Bericht des ÖTTV-Pressereferenten Wolfgang Paulik:


 
Liu Jia weiter souverän
 
Konnte man die ersten beiden Runden noch als lockere Aufwärmübungen bezeichnen, zeigte sich Österreichs Tischtennis-Nummer eins Liu Jia auch im ersten richtigen Härtetest von ihrer besten Seite. Italiens Nikoleta Stefanova, im Regelfall ein echter Prüfstein, konnte "Susi" in keiner Phase gefährlich werden und musste die Überlegenheit der 28-jährigen Froschbergerin beim 4:0 (4,10,7,3) anerkennen. Knapp lediglich Satz zwei, den die Österreicherin im Nachspiel mit 12:10 für sich entscheiden konnte. In Durchgang drei leistet sich Liu Jia dann zwar eine kleine schöpferische Pause, als ihre Gegnerin von 3:7 auf 7:7 ausgleichen konnte legte sie aber wieder einen Gang und holte sich durch vier Puntgewinne in Folge auch diesen Satz. Damit war der Widerstand der Italienerin gebrochen, mir einem abschlißenden 11:3 fixierte sie den Aufstieg ins Achtelfinale.
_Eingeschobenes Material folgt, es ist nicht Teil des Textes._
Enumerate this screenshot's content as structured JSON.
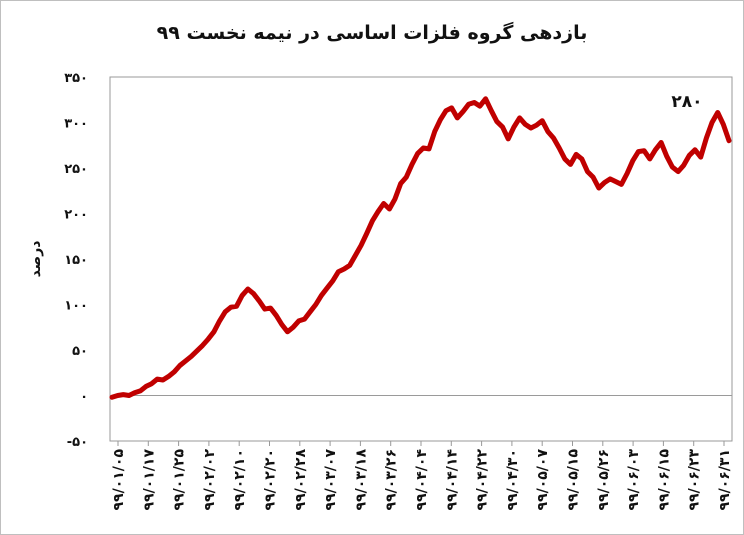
{
  "chart_data": {
    "type": "line",
    "title": "بازدهی گروه فلزات اساسی در نیمه نخست ۹۹",
    "ylabel": "درصد",
    "xlabel": "",
    "ylim": [
      -50,
      350
    ],
    "yticks": [
      -50,
      0,
      50,
      100,
      150,
      200,
      250,
      300,
      350
    ],
    "ytick_labels": [
      "-50",
      "0",
      "50",
      "100",
      "150",
      "200",
      "250",
      "300",
      "350"
    ],
    "grid": false,
    "line_color": "#c00000",
    "xtick_labels": [
      "99/01/05",
      "99/01/17",
      "99/01/25",
      "99/02/02",
      "99/02/10",
      "99/02/20",
      "99/02/28",
      "99/03/07",
      "99/03/18",
      "99/03/26",
      "99/04/04",
      "99/04/14",
      "99/04/22",
      "99/04/30",
      "99/05/07",
      "99/05/15",
      "99/05/26",
      "99/06/03",
      "99/06/15",
      "99/06/23",
      "99/06/31"
    ],
    "annotation": "280",
    "series": [
      {
        "values": [
          -2,
          0,
          1,
          0,
          3,
          5,
          10,
          13,
          18,
          17,
          21,
          26,
          33,
          38,
          43,
          49,
          55,
          62,
          70,
          82,
          92,
          97,
          98,
          110,
          117,
          112,
          104,
          95,
          96,
          88,
          78,
          70,
          75,
          82,
          84,
          92,
          100,
          110,
          118,
          126,
          136,
          139,
          143,
          154,
          165,
          178,
          192,
          202,
          211,
          205,
          216,
          233,
          240,
          254,
          266,
          272,
          271,
          290,
          303,
          313,
          316,
          305,
          312,
          320,
          322,
          318,
          326,
          313,
          301,
          295,
          282,
          295,
          305,
          298,
          294,
          297,
          302,
          290,
          283,
          272,
          260,
          254,
          265,
          260,
          246,
          240,
          228,
          234,
          238,
          235,
          232,
          244,
          258,
          268,
          269,
          260,
          270,
          278,
          263,
          251,
          246,
          253,
          264,
          270,
          262,
          283,
          300,
          311,
          298,
          280
        ]
      }
    ]
  }
}
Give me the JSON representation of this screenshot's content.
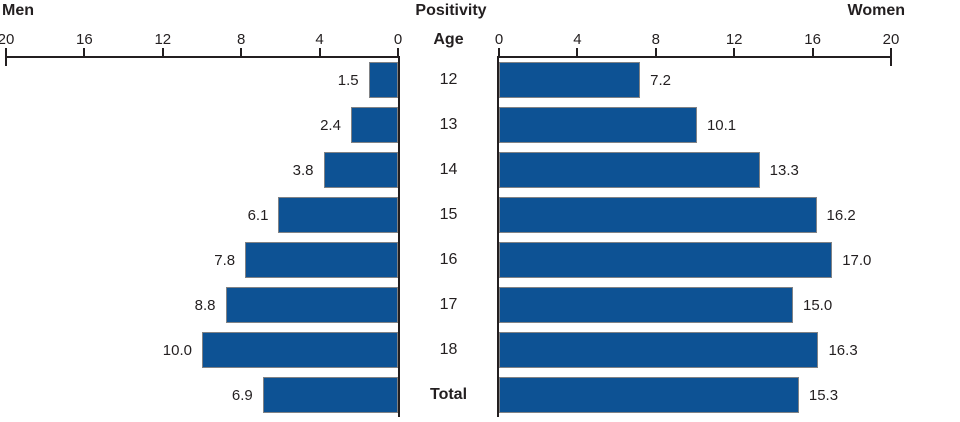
{
  "header": {
    "left": "Men",
    "center": "Positivity",
    "right": "Women"
  },
  "chart_data": {
    "type": "bar",
    "variant": "bilateral-pyramid",
    "title": "Positivity",
    "center_axis_label": "Age",
    "categories": [
      "12",
      "13",
      "14",
      "15",
      "16",
      "17",
      "18",
      "Total"
    ],
    "series": [
      {
        "name": "Men",
        "side": "left",
        "values": [
          1.5,
          2.4,
          3.8,
          6.1,
          7.8,
          8.8,
          10.0,
          6.9
        ]
      },
      {
        "name": "Women",
        "side": "right",
        "values": [
          7.2,
          10.1,
          13.3,
          16.2,
          17.0,
          15.0,
          16.3,
          15.3
        ]
      }
    ],
    "axis": {
      "min": 0,
      "max": 20,
      "ticks": [
        0,
        4,
        8,
        12,
        16,
        20
      ],
      "left_tick_order": [
        "20",
        "16",
        "12",
        "8",
        "4",
        "0"
      ],
      "right_tick_order": [
        "0",
        "4",
        "8",
        "12",
        "16",
        "20"
      ]
    },
    "value_label_decimals": 1,
    "colors": {
      "bar_fill": "#0d5294",
      "bar_border": "#808285",
      "axis": "#231f20",
      "text": "#231f20"
    },
    "legend_position": "none",
    "grid": false
  }
}
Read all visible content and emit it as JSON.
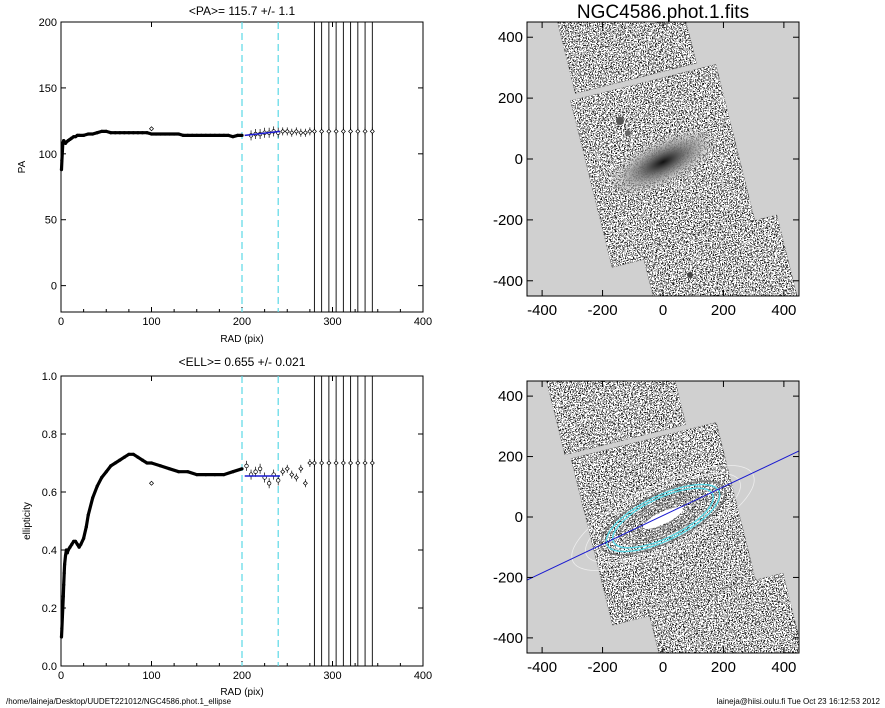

Hier geht es heute abend (Beginn 19:10 Uhr) gegen die Luxemburgerin Ni Xian Lian, die sich gegen Iveta Vacenovska, Teamkollegin von Liu Jia bei Froschberg, duchsetzen konnte. Die 47(!) jährige Ni, Mannschaftsweltmeisterin 1983 und Einzeleuropameisterin 1998 und 2002, ist auf Grund ihrer unangenehmen Spielweise immer noch brandgefährlich und konnte Liu Jia unter anderem bei der EM 2007 in Belgrad besiegen. Das Auskam hingegen für Li Qiangbing, Angstgegnerin Georgina Pota (Ungarn) war beim 1:4 (-12,-7,5,-7,-8) neuerlich nicht zu biegen.
 
Liu Jia nach Abwehr von vier Matchbällen im Viertelfinale
 
Zu einem Siebensatzkrimi auf des Messers Schneide entwickelte sich das Achtelfinalspiel von Liu Jia bei den Europameisterschaften in Ostrau. 3:1 führte die Österreicherin gegen die 47(!)-jährige Ni Xia Lian bereits in Sätzen, musste aber in weiterer Folge den Ausgleich hinnehmen und stand im Entscheidungssatz bei 6:10 unmittelbar vor dem Aus. Bei aller Routine ihrer Gegnerin, die 1983(!) als Nummer zwei der Welt bereits Mannschafteweltmeisterin war und nach ihrer Einbürgerung in Luxemburg 1998 und 2002 Einzeleuropameisterin wurde, fightete "Susi" zurück, holte Punkt für Punkt auf und verwandelte bei 11:10 ihren ersten Matchball zum kaum mehr für möglich gehaltenen 4:3-Erfolg (6,7,-7,9,-8,-7,10). Morgen Samstag geht es für die symphatische Linzerin daher bereits um eine mögliche Medaille, Gegnerin im Viertelfinale ist die Deutsche Kristin Silbereisen, die sich gegen die als Nummer zwei gesetzte Shen Yanfei überraschend durchsetzen konnte.
 
"Ich bin überglücklich, dass ich dieses Spiel noch gewinnen konnte. Am Anfang hat sie mit meiner Taktik nichts anfangen können, nach zwei Sätzen hat sie sich aber besser darauf eingestellt. Sie hat mir sehr viel in Rückhand gespielt, dadurch bekam ich wieder Schmerzen in meinem Ellbogen. Im letzten Satz habe ich dann wieder mehr mit der Vorhand punkten können. Dass es sich bei 6:10 noch ausgegangen ist war natürlich auch ein bißchen Glück. Aber ich habe einfach jeden Punkt konzentriert weitergespielt und nicht an den Spielstand gedacht.", freute sich die 28-jährige über den Viertelfinaleinzug.
 
3.Runde        Li Qiangbing - Georgina Pota (UNG)    1:4 (-12,-7,5,-7,-8)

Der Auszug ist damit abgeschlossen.